Retry with backoff is necessary but not sufficient. A model that receives a rate limit error will, if given no guidance, either halt or retry immediately. The scaffolding must enforce backoff, and more importantly, it must track retry budgets so that a single flaky tool call does not cause the agent to spin indefinitely.

For multi-step workflows that involve state mutations across multiple systems, the Saga pattern applies directly. If an agent writes a database record, sends a notification, and updates a downstream service, and the third step fails, the scaffolding needs a compensation strategy for the first two. This is not a problem that model capability solves; it requires explicit design of compensating actions and a rollback policy in the scaffolding layer.

These are not exotic concerns. They are the standard discipline of distributed systems engineering, applied to a new kind of executor.

What Willison’s Guide Gets Right

Willison’s guide is useful because it approaches agentic engineering from the engineering side rather than the capabilities side. The emphasis on minimal footprint, granting agents only the permissions they need, is directly traceable to the principle of least privilege in security engineering. The emphasis on preferring reversible actions over irreversible ones is a variant of the same principle applied to operational risk.

The guide’s treatment of prompt injection is also grounded. Prompt injection is not primarily a model problem; it is an architectural one. When an agent reads a document or fetches a webpage, that content is untrusted input arriving through a channel the scaffolding treats as a tool result. There is no cryptographic boundary separating instruction from data, because the model processes both as tokens. The only practical mitigations are architectural: minimize the agent’s permissions, require human confirmation before high-consequence actions, and log tool results alongside subsequent model decisions so anomalous behavior is traceable after the fact.

The guide is also correct that observability is a first-class engineering requirement, not an afterthought. An agent that produces wrong results and produces no structured trace of its reasoning and tool calls is effectively undebuggable.
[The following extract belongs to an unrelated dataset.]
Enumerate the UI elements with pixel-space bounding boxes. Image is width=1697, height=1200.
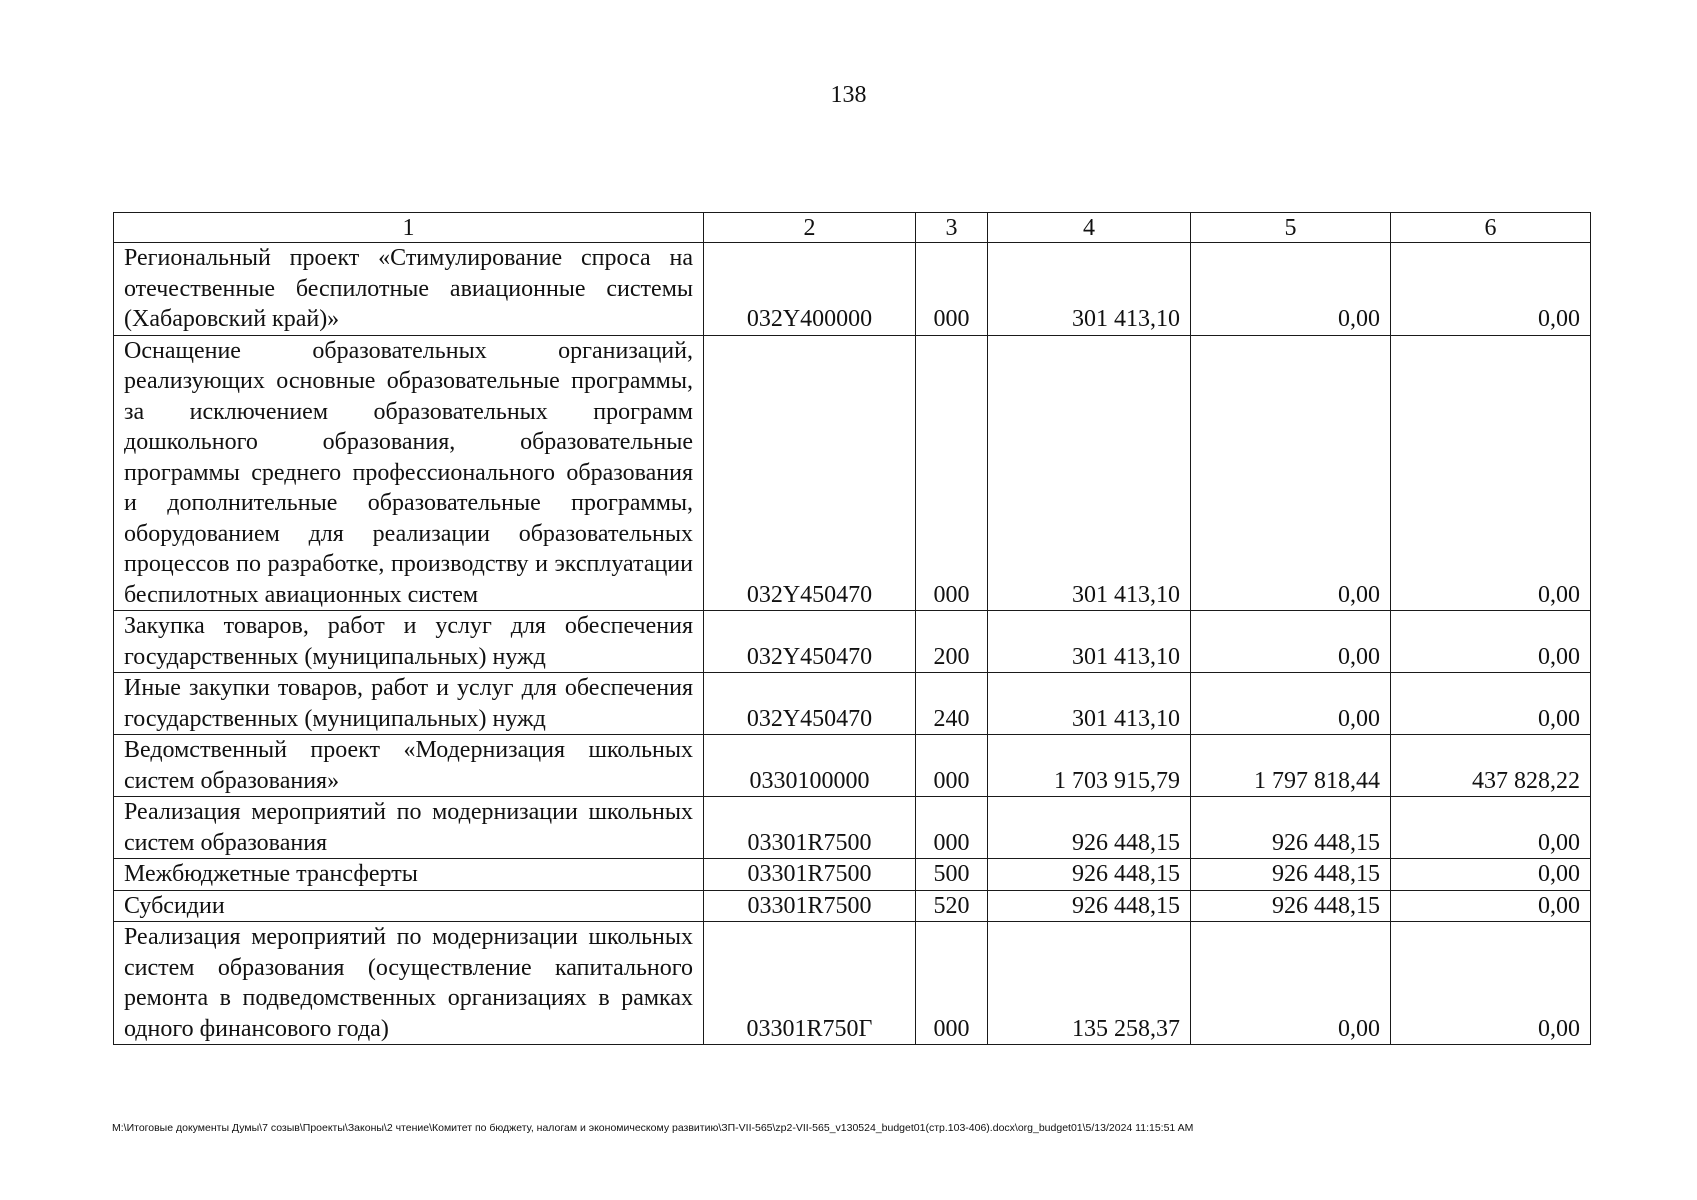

You need every tool call, its inputs, its outputs, and the model’s next decision, captured in structured form, to have any basis for diagnosis.

Where Hard Problems Remain

Long-horizon reliability is the open problem that current scaffolding patterns do not fully address. An agent running a task that spans dozens of tool calls across an extended session accumulates context, makes errors, and has no intrinsic mechanism for detecting when its reasoning has drifted from the original goal. The scaffolding can impose checkpoints and summaries, but there is no principled solution to the problem of goal drift over long execution horizons. This is an area where the field is still working from empirical observation rather than established patterns.

Prompt injection at scale remains unsolved. The architectural mitigations reduce risk; they do not eliminate it. An agent with broad tool access and exposure to untrusted content is a target, and the attack surface grows with the agent’s capabilities. Efforts to train models to resist injection are ongoing but have not produced robust defenses against adaptive adversaries.

Cost is a practical constraint that engineering discussions underweight. Context accumulation across a long-running agent task can produce per-run costs that are difficult to predict at design time, because the number of tool calls is non-deterministic. A scaffolding layer with no cost controls will produce surprises in production. Token budgets, maximum loop iteration limits, and cost estimation based on observed task distributions all need to be part of the scaffolding design, not bolted on after the first unexpected invoice.

The field is moving quickly, and the patterns are solidifying. But the core insight is already clear: the scaffolding is the software. The model is one component of a larger system, and the reliability of the whole is determined by the quality of every layer surrounding it.